LAWS(SC)-1996-4-146

TARAKNATH Vs. SUSHIL CHANDRA DEY

Decided On April 08, 1996
Taraknath Appellant
V/S
Sushil Chandra Dey Respondents

JUDGEMENT

(1.) Leave granted.

(2.) We have heard learned counsel on both sides. This appeal by special leave arises from the judgment and order dated 24/7/1995 made in LPA No. 10 of 1993 of the High court of Guwahati. The admitted facts are that the property originally belonged to one Syed Md. Mahibullah. After his demise, the property passed on to his widow, five daughters and five sons. His widow died in 1971. Subsequently, it would appear that the sisters have relinquished their rights in the properties in favour of their five brothers. It is the case of the appellant that at a family settlement among the brothers, on 6/12/1977, the suit property was allotted to Syed Baitul Alam who had sold the said property under registered sale deed to the appellant on 6/8/1979. He laid the suit for declaration of his title and for ejectment of the respondent. The trial court decreed the suit. On first appeal, the learned Single Judge confirmed the decree. The division bench in the above LPA reversed the decree and dismissed the suit. The division bench came to the conclusion that relinquishment of the property would operate as a gift by the sisters and delivery of possession is a precondition. Since possession was not delivered to the brothers, the gift by the sisters is not valid in law. As regards the family settlement between the brothers, the division bench has held that since there is no dispute pending or prospective between the brothers, the family settlement is not valid in law and, therefore, the appellants cannot derive any title from one of the brothers to whom the property had fallen to his share through the said settlement. Consequently, the sale to the appellants on 6/8/1979 is also not valid. On that premise, the suit came to be dismissed.

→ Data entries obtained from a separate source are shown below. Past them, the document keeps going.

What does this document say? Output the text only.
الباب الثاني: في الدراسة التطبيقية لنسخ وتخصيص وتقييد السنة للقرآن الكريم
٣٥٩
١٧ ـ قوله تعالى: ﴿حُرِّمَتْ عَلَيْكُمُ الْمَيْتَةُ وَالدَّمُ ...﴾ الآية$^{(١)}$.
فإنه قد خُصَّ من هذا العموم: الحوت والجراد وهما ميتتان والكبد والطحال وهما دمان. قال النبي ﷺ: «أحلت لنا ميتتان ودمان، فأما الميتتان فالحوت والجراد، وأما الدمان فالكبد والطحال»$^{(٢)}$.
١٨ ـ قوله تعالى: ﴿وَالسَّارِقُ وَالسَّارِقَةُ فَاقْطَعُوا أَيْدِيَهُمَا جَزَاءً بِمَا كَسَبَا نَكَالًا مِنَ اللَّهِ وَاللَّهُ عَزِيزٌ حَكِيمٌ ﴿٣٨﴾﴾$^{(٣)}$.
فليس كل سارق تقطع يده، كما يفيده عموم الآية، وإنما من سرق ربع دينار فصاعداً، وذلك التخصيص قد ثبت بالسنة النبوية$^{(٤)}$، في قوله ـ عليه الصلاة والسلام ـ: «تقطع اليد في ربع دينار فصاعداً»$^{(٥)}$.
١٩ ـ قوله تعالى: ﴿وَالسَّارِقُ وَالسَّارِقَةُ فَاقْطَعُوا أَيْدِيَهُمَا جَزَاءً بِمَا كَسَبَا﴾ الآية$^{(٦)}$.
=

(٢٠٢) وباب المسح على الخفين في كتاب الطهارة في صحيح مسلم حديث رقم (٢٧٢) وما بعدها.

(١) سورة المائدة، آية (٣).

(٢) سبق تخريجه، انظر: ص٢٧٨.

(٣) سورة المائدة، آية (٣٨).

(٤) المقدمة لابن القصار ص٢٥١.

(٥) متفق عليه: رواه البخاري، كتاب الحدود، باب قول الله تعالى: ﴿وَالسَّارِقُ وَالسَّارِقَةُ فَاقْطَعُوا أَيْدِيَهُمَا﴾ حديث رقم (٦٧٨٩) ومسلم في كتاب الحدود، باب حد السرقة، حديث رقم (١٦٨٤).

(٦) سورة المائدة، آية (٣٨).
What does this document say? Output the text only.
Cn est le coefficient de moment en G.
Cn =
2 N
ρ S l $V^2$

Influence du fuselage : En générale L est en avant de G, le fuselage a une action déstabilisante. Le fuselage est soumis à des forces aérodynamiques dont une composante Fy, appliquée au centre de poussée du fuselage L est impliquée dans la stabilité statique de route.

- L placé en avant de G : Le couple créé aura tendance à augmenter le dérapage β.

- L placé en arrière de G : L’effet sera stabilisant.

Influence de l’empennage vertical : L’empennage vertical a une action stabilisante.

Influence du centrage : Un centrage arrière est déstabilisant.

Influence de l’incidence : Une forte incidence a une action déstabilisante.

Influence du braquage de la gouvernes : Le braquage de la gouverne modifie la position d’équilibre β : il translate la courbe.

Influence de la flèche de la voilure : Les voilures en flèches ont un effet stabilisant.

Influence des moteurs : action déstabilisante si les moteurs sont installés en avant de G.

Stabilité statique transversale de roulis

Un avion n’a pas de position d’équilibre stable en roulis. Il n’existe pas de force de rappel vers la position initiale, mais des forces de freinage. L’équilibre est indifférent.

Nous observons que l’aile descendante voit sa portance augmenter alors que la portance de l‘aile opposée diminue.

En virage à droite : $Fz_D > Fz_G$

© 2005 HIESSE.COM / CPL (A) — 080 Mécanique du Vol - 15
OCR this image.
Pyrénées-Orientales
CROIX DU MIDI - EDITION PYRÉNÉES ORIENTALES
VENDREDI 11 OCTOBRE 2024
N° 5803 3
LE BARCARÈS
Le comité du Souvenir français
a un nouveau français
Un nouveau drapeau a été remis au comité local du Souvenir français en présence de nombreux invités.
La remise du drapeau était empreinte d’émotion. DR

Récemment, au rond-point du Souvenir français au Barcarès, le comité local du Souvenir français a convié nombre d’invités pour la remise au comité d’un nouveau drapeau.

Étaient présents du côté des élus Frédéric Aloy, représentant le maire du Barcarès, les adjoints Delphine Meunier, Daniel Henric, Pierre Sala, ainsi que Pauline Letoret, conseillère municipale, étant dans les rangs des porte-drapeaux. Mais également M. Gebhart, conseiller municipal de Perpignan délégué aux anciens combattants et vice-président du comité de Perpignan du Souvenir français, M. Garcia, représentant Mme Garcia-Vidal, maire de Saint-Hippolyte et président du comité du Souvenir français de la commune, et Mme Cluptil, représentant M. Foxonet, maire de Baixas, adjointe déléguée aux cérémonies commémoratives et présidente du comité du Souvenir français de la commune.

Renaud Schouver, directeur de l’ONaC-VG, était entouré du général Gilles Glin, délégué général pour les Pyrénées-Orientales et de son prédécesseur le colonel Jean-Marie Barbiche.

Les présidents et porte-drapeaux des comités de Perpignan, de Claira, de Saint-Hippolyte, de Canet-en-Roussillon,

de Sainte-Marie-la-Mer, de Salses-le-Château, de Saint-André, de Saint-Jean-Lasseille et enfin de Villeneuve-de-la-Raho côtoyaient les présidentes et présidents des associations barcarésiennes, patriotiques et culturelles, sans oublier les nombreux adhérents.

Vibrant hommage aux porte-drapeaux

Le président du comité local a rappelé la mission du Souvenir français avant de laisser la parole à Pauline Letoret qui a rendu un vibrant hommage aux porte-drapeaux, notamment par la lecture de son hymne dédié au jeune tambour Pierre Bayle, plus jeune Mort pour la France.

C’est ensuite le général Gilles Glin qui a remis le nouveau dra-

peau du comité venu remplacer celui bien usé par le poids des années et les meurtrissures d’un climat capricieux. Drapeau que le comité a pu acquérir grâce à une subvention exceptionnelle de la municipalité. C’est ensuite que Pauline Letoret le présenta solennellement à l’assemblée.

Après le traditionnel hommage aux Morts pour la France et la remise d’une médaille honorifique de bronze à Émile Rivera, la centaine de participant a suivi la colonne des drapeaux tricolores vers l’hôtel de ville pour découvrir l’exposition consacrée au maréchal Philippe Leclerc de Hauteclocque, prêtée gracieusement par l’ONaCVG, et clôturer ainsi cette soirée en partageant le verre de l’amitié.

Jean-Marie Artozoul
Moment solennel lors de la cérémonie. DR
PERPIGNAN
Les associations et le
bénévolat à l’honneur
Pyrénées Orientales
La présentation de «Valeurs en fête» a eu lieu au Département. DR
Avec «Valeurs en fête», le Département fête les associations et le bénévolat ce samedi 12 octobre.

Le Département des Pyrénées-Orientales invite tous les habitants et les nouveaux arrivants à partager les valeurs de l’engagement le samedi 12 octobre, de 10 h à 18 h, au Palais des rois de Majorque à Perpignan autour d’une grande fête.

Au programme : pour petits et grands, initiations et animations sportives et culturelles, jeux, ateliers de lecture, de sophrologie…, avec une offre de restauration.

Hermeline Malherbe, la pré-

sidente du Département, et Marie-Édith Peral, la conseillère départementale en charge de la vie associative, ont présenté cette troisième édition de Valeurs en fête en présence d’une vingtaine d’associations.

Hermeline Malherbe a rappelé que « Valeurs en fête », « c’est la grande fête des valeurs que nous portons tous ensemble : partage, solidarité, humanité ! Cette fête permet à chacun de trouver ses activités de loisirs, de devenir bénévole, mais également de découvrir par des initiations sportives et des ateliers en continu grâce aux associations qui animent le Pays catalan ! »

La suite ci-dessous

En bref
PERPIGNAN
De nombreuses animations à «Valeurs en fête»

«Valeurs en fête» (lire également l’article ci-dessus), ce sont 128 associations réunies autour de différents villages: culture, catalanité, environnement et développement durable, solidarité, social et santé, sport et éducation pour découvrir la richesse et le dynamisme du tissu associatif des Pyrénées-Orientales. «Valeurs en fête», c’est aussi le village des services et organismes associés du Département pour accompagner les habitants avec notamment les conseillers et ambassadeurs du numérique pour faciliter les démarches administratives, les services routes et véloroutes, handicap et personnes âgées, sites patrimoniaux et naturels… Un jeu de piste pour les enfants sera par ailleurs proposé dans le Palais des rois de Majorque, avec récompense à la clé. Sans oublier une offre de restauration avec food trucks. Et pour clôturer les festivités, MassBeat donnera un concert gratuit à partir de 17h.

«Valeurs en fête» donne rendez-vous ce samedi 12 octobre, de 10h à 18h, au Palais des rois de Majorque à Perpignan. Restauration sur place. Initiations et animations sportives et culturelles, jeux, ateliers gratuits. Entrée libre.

(3.) It is contended by Mr P. K. Goswami, the learned Senior Counsel appearing for the respondents, that from the evidence it is clear even assuming that the dispute between the brothers has not been properly existing, since one of the brothers who is admittedly staying in London did not participate in settling the dispute and even in the plaint his address was of Guwahati while he was staying in London, it is not a bona fide settlement. It is also contended that the sisters having not delivered possession of the property to the brothers under the personal law, the gift is not complete. Therefore, the appellant cannot gel any valid title. Since the respondent had not acknowledged the title of the appellants, there is no estoppel under Section 116 of the Indian Evidence Act. Since the appellant derived no title, it would be open to the respondent to assail the validity of the sale. The High court, therefore, was right in dismissing the suit.